The humming drone of space-rock is presumably meant to evoke numbness. There’s nothing anesthetic, though, about White Hills’ H-p1. The Brooklyn group’s latest coasts on its predecessors’ churning noise and cyclical riffs, but it’s also a prolonged concept album that’s jagged, cranky, and confrontational, both lyrically and sonically. From its paranoid narrative to its liquid-nitrogen ambience, H-p1 is as much a work of science fiction as music. And like the best science fiction, it lets its anxiety intersect with the here and now. Amid the album’s seismic psychedelics and icicles of synthesizer, singer-guitarist Dave W. and crew conjure up a nightmare world of corporate domination and technological enslavement meant to mirror our own. The only space in this space-rock is the kind where screams go unheard—and while the human element tends to get smothered under the music’s vast mass, that mostly reinforces the point.
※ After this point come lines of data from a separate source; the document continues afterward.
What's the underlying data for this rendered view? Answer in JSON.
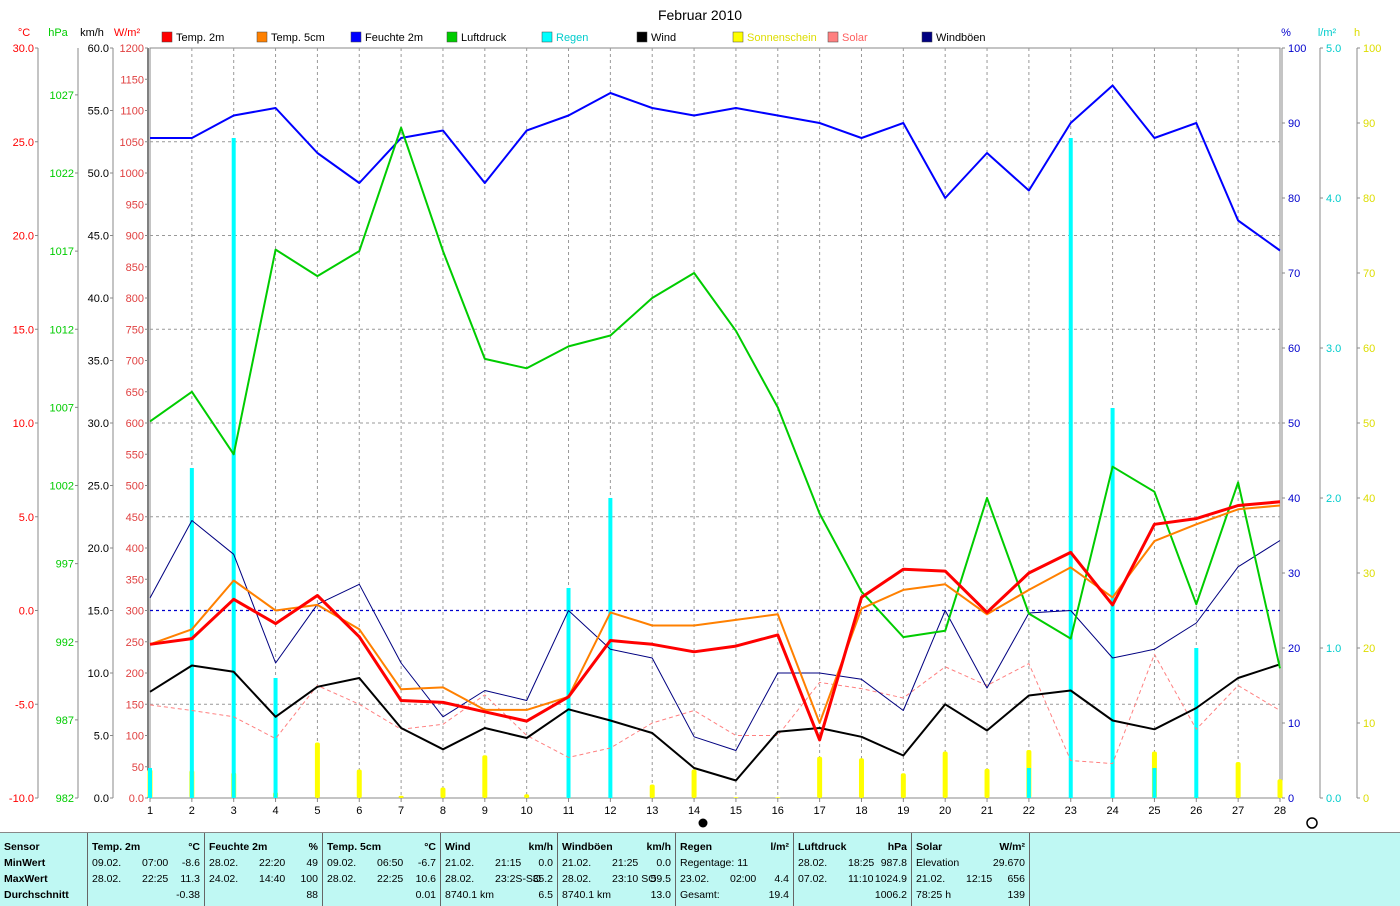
{
  "chart_data": {
    "type": "line",
    "title": "Februar 2010",
    "x": [
      1,
      2,
      3,
      4,
      5,
      6,
      7,
      8,
      9,
      10,
      11,
      12,
      13,
      14,
      15,
      16,
      17,
      18,
      19,
      20,
      21,
      22,
      23,
      24,
      25,
      26,
      27,
      28
    ],
    "left_axes": [
      {
        "unit": "°C",
        "color": "#ff0000",
        "ticks": [
          "30.0",
          "25.0",
          "20.0",
          "15.0",
          "10.0",
          "5.0",
          "0.0",
          "-5.0",
          "-10.0"
        ],
        "range": [
          -10,
          30
        ]
      },
      {
        "unit": "hPa",
        "color": "#00cc00",
        "ticks": [
          "1027",
          "1022",
          "1017",
          "1012",
          "1007",
          "1002",
          "997",
          "992",
          "987",
          "982"
        ],
        "range": [
          982,
          1030
        ]
      },
      {
        "unit": "km/h",
        "color": "#000000",
        "ticks": [
          "60.0",
          "55.0",
          "50.0",
          "45.0",
          "40.0",
          "35.0",
          "30.0",
          "25.0",
          "20.0",
          "15.0",
          "10.0",
          "5.0",
          "0.0"
        ],
        "range": [
          0,
          60
        ]
      },
      {
        "unit": "W/m²",
        "color": "#ff0000",
        "ticks": [
          "1200",
          "1150",
          "1100",
          "1050",
          "1000",
          "950",
          "900",
          "850",
          "800",
          "750",
          "700",
          "650",
          "600",
          "550",
          "500",
          "450",
          "400",
          "350",
          "300",
          "250",
          "200",
          "150",
          "100",
          "50",
          "0.0"
        ],
        "range": [
          0,
          1200
        ]
      }
    ],
    "right_axes": [
      {
        "unit": "%",
        "color": "#0000cc",
        "ticks": [
          "100",
          "90",
          "80",
          "70",
          "60",
          "50",
          "40",
          "30",
          "20",
          "10",
          "0"
        ],
        "range": [
          0,
          100
        ]
      },
      {
        "unit": "l/m²",
        "color": "#00cccc",
        "ticks": [
          "5.0",
          "4.0",
          "3.0",
          "2.0",
          "1.0",
          "0.0"
        ],
        "range": [
          0,
          5
        ]
      },
      {
        "unit": "h",
        "color": "#dddd00",
        "ticks": [
          "100",
          "90",
          "80",
          "70",
          "60",
          "50",
          "40",
          "30",
          "20",
          "10",
          "0"
        ],
        "range": [
          0,
          100
        ]
      }
    ],
    "legend": [
      {
        "name": "Temp. 2m",
        "color": "#ff0000"
      },
      {
        "name": "Temp. 5cm",
        "color": "#ff8000"
      },
      {
        "name": "Feuchte 2m",
        "color": "#0000ff"
      },
      {
        "name": "Luftdruck",
        "color": "#00cc00"
      },
      {
        "name": "Regen",
        "color": "#00ffff"
      },
      {
        "name": "Wind",
        "color": "#000000"
      },
      {
        "name": "Sonnenschein",
        "color": "#ffff00"
      },
      {
        "name": "Solar",
        "color": "#ff8080"
      },
      {
        "name": "Windböen",
        "color": "#000080"
      }
    ],
    "series": [
      {
        "name": "Feuchte 2m",
        "color": "#0000ff",
        "axis": "right0",
        "width": 2,
        "values": [
          88,
          88,
          91,
          92,
          86,
          82,
          88,
          89,
          82,
          89,
          91,
          94,
          92,
          91,
          92,
          91,
          90,
          88,
          90,
          80,
          86,
          81,
          90,
          95,
          88,
          90,
          77,
          73
        ]
      },
      {
        "name": "Luftdruck",
        "color": "#00cc00",
        "axis": "left1",
        "width": 2,
        "values": [
          1006.1,
          1008.0,
          1004.0,
          1017.1,
          1015.4,
          1017.0,
          1024.9,
          1017.0,
          1010.1,
          1009.5,
          1010.9,
          1011.6,
          1014.0,
          1015.6,
          1011.9,
          1007.0,
          1000.2,
          995.2,
          992.3,
          992.7,
          1001.2,
          993.8,
          992.2,
          1003.2,
          1001.6,
          994.4,
          1002.2,
          990.3
        ]
      },
      {
        "name": "Temp. 5cm",
        "color": "#ff8000",
        "axis": "left0",
        "width": 2,
        "values": [
          -1.8,
          -1.0,
          1.6,
          0.0,
          0.3,
          -1.0,
          -4.2,
          -4.1,
          -5.3,
          -5.3,
          -4.6,
          -0.1,
          -0.8,
          -0.8,
          -0.5,
          -0.2,
          -6.0,
          0.1,
          1.1,
          1.4,
          -0.2,
          1.1,
          2.3,
          0.7,
          3.7,
          4.6,
          5.4,
          5.6
        ]
      },
      {
        "name": "Temp. 2m",
        "color": "#ff0000",
        "axis": "left0",
        "width": 3,
        "values": [
          -1.8,
          -1.5,
          0.6,
          -0.7,
          0.8,
          -1.4,
          -4.8,
          -4.9,
          -5.4,
          -5.9,
          -4.6,
          -1.6,
          -1.8,
          -2.2,
          -1.9,
          -1.3,
          -6.9,
          0.7,
          2.2,
          2.1,
          -0.1,
          2.0,
          3.1,
          0.3,
          4.6,
          4.9,
          5.6,
          5.8
        ]
      },
      {
        "name": "Windböen",
        "color": "#000080",
        "axis": "left2",
        "width": 1,
        "values": [
          16.0,
          22.2,
          19.5,
          10.8,
          15.5,
          17.1,
          10.8,
          6.5,
          8.6,
          7.8,
          15.0,
          11.9,
          11.2,
          4.9,
          3.8,
          10.0,
          10.0,
          9.5,
          7.0,
          15.0,
          8.8,
          14.8,
          15.0,
          11.2,
          11.9,
          14.0,
          18.5,
          20.6
        ]
      },
      {
        "name": "Wind",
        "color": "#000000",
        "axis": "left2",
        "width": 2,
        "values": [
          8.5,
          10.6,
          10.1,
          6.5,
          8.9,
          9.6,
          5.6,
          3.9,
          5.6,
          4.8,
          7.1,
          6.2,
          5.2,
          2.4,
          1.4,
          5.3,
          5.6,
          4.9,
          3.4,
          7.5,
          5.4,
          8.2,
          8.6,
          6.2,
          5.5,
          7.2,
          9.6,
          10.7
        ]
      },
      {
        "name": "Solar",
        "color": "#ff8080",
        "axis": "left3",
        "width": 1,
        "dashed": true,
        "values": [
          149,
          140,
          130,
          95,
          180,
          150,
          110,
          118,
          165,
          100,
          65,
          80,
          120,
          140,
          100,
          100,
          185,
          175,
          160,
          210,
          180,
          215,
          60,
          55,
          230,
          110,
          180,
          140
        ]
      }
    ],
    "bars": [
      {
        "name": "Sonnenschein",
        "color": "#ffff00",
        "axis": "right2",
        "width": 5,
        "values": [
          3.8,
          3.7,
          3.4,
          0.8,
          7.4,
          3.8,
          0.3,
          1.4,
          5.7,
          0.5,
          0.1,
          0,
          1.8,
          3.8,
          0.1,
          0.1,
          5.5,
          5.3,
          3.3,
          6.2,
          3.9,
          6.4,
          0,
          0,
          6.2,
          0.2,
          4.8,
          2.5
        ]
      },
      {
        "name": "Regen",
        "color": "#00ffff",
        "axis": "right1",
        "width": 4,
        "values": [
          0.2,
          2.2,
          4.4,
          0.8,
          0,
          0,
          0,
          0,
          0,
          0,
          1.4,
          2.0,
          0,
          0,
          0,
          0,
          0,
          0,
          0,
          0,
          0,
          0.2,
          4.4,
          2.6,
          0.2,
          1.0,
          0,
          0
        ]
      }
    ],
    "zero_line_temp": 0.0
  },
  "stats": {
    "sensor": {
      "header": "Sensor",
      "rows": [
        "MinWert",
        "MaxWert",
        "Durchschnitt"
      ]
    },
    "temp2m": {
      "header": "Temp. 2m",
      "unit": "°C",
      "rows": [
        [
          "09.02.",
          "07:00",
          "-8.6"
        ],
        [
          "28.02.",
          "22:25",
          "11.3"
        ],
        [
          "",
          "",
          "-0.38"
        ]
      ]
    },
    "feuchte": {
      "header": "Feuchte 2m",
      "unit": "%",
      "rows": [
        [
          "28.02.",
          "22:20",
          "49"
        ],
        [
          "24.02.",
          "14:40",
          "100"
        ],
        [
          "",
          "",
          "88"
        ]
      ]
    },
    "temp5cm": {
      "header": "Temp. 5cm",
      "unit": "°C",
      "rows": [
        [
          "09.02.",
          "06:50",
          "-6.7"
        ],
        [
          "28.02.",
          "22:25",
          "10.6"
        ],
        [
          "",
          "",
          "0.01"
        ]
      ]
    },
    "wind": {
      "header": "Wind",
      "unit": "km/h",
      "rows": [
        [
          "21.02.",
          "21:15",
          "0.0"
        ],
        [
          "28.02.",
          "23:2S-SO",
          "35.2"
        ],
        [
          "8740.1 km",
          "",
          "6.5"
        ]
      ]
    },
    "boeen": {
      "header": "Windböen",
      "unit": "km/h",
      "rows": [
        [
          "21.02.",
          "21:25",
          "0.0"
        ],
        [
          "28.02.",
          "23:10 SO",
          "59.5"
        ],
        [
          "8740.1 km",
          "",
          "13.0"
        ]
      ]
    },
    "regen": {
      "header": "Regen",
      "unit": "l/m²",
      "rows": [
        [
          "Regentage: 11",
          "",
          ""
        ],
        [
          "23.02.",
          "02:00",
          "4.4"
        ],
        [
          "Gesamt:",
          "",
          "19.4"
        ]
      ]
    },
    "luftdruck": {
      "header": "Luftdruck",
      "unit": "hPa",
      "rows": [
        [
          "28.02.",
          "18:25",
          "987.8"
        ],
        [
          "07.02.",
          "11:10",
          "1024.9"
        ],
        [
          "",
          "",
          "1006.2"
        ]
      ]
    },
    "solar": {
      "header": "Solar",
      "unit": "W/m²",
      "rows": [
        [
          "Elevation",
          "",
          "29.670"
        ],
        [
          "21.02.",
          "12:15",
          "656"
        ],
        [
          "78:25 h",
          "",
          "139"
        ]
      ]
    }
  }
}
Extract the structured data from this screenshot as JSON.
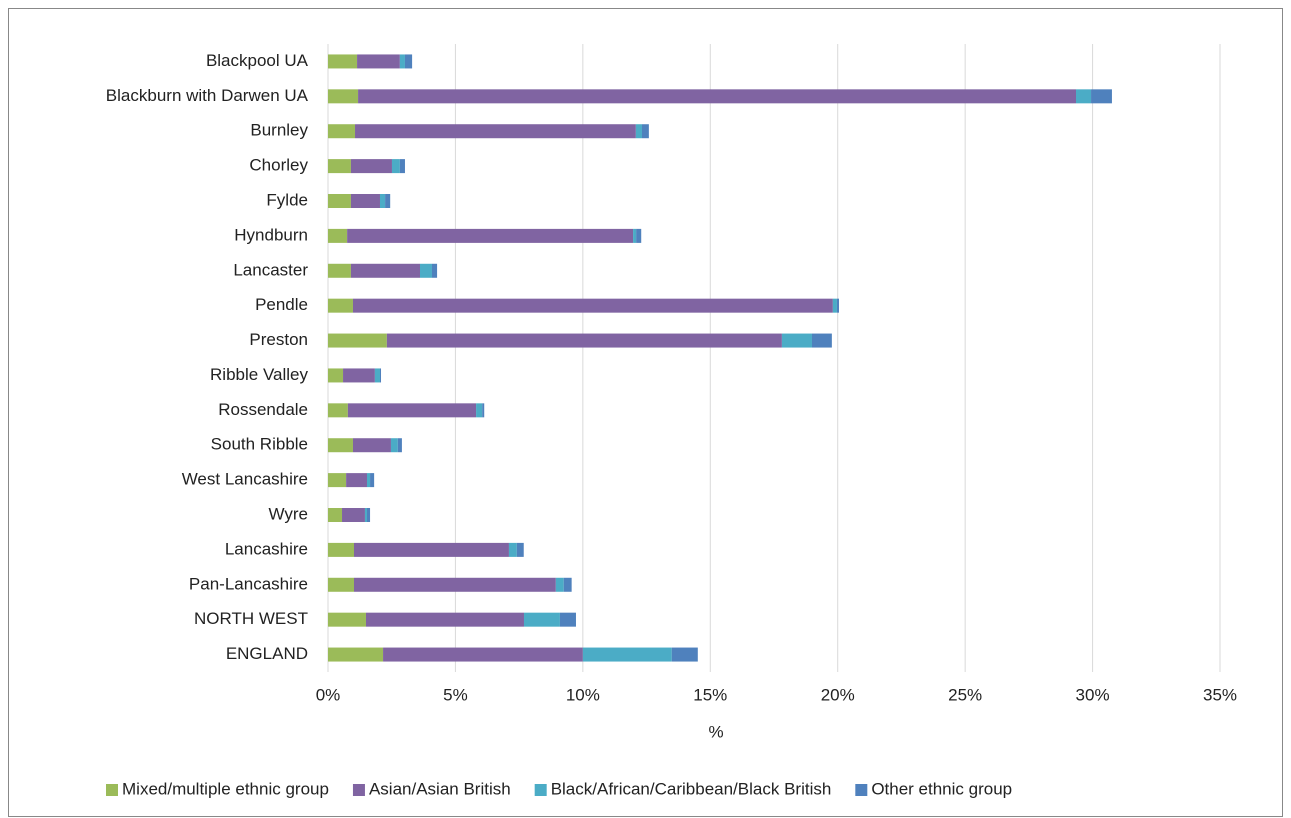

H-p1 culminates in its 17-minute title track, an abrasive epic that splices Hawkwind’s medicinal hymns with Chrome’s proto-industrial buzz. It’s feels less like hypnosis, though, and more like deprogramming. In spite of the ostensible lull of its distorted, discordant undertow, the album forcibly draws attention, not just to itself, but to the corrupted world around it. Rarely has an album so narcotic felt so sobering.